Saturday, August 05, 2006

A Time to Pause...

I doubt it! The Fed funds market has decreased the likelihood of a hike in short-term rates to 5.5% from approximately 40% to 20%. But I think that this is a little too neat a package. And I say this primarily due to intangible factors. Specifically, the character, or unpredictable nature of Ben Bernanke. I believe that "Helicopter Ben" will eventually become known as "Sweet and Sour Ben", or "Hot and Cold Ben", or "Manic Depressive Ben", or my personal favorite: "Rollercoaster Ben". (He even has his own ready-made theme song from the 70's.) But I think that his overly reactive nature and desire for credibility MAY cause him to tighten one more time to convince the markets that he is serious about containing inflation. Especially, since I think he realizes that the numbers on inflation are not going to be moderating for some time, probably not until next year. So if he stops now, he will have to face explaining why the Fed stood by while inflation got out of control (I doubt that this will happen, although asset inflation is already out of control). The alternative is that he tightens again here and risks sinking the economy. That is likely to happen anyway, in my humble opinion. But I would imagine that he has the utmost confidence in the Fed's ability to reflate, if need be. And this is his character flaw, that Mr. B has an almost religious belief in the power of the US Federal Reserve. This may prove to be his undoing. Because the day is coming when the world will wake up to what has been happening for the last twenty years and lose faith in the US and especially the Fed. And when that happens, it will not matter what the Fed does, its actions will be ineffectual. Because the world's financial house of cards is built upon a foundation of sand, namely the confidence (almost blind faith) in the Fed. So the Fed should deal with the imbalances with calm, careful, considered moderation and great humility. This would produce an orderly adjustment, which would hurt the financial community, while inflicting minimum damage on the real economy. What we are likely to get is the opposite: aggressive policy moves which produce increasing market volatility for years to come. So, while I don't think it is a good idea, generally, to bet against the markets. This is one of those times, where the odds might make it worth it. I would guesstimate that the odds of a hike at the next Fed meeting are 60%. 5.5% is my target.

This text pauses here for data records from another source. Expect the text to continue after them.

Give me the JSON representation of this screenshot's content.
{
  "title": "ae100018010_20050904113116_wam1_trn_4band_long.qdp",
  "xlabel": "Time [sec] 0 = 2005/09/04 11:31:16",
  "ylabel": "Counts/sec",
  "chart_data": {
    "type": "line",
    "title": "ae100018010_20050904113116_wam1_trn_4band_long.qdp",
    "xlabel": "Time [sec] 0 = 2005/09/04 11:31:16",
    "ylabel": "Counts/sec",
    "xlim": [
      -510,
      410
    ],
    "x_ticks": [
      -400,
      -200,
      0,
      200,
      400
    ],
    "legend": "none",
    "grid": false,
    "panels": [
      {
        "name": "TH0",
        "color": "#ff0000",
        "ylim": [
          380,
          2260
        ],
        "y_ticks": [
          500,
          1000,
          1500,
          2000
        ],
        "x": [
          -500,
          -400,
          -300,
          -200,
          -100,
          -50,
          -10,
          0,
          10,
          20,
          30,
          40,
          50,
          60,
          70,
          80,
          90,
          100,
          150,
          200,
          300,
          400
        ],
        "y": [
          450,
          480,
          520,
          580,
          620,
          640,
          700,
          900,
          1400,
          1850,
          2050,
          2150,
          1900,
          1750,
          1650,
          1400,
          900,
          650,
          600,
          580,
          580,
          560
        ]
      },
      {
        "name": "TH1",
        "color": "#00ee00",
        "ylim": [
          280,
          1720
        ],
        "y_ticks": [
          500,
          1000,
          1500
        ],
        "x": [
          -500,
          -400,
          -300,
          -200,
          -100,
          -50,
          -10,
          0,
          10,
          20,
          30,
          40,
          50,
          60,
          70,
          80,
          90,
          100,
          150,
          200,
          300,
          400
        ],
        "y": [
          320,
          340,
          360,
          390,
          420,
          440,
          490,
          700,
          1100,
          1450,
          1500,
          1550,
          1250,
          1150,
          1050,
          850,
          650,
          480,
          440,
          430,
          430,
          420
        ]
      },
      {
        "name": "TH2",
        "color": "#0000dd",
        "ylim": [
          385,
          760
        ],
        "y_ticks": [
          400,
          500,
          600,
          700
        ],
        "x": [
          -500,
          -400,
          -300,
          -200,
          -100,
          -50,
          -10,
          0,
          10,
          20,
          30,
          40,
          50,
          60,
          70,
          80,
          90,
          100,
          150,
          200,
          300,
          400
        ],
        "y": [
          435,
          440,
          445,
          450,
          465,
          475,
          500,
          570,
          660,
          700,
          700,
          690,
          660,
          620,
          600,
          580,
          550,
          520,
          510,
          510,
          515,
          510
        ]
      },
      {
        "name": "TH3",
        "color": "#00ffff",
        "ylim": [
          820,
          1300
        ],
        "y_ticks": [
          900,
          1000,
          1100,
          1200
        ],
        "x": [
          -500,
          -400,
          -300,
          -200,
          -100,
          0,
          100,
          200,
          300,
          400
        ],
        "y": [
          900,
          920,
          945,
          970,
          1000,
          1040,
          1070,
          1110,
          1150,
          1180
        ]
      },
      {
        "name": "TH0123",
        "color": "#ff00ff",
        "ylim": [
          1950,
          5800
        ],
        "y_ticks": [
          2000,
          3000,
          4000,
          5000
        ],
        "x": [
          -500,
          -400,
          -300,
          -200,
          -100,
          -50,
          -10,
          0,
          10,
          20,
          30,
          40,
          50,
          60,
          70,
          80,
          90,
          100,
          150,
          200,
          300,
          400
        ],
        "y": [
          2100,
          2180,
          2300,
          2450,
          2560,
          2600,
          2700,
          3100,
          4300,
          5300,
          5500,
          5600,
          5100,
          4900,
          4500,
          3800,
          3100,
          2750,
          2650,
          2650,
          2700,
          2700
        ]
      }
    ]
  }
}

Notice the yield of the ten-year note at 4.9%. Off from 5.15% only a few months ago. Look for support at the 4.7% level(10% probability), if this is broken, look for a move to 4.0% level (my most likely scenario, 60%), with a break of that level leading to a retest of the 2003 lows in the 3.5% range (20%), with a drop below that level indicating financial calamity and deflationary depression not seen since the Great Depression (10%).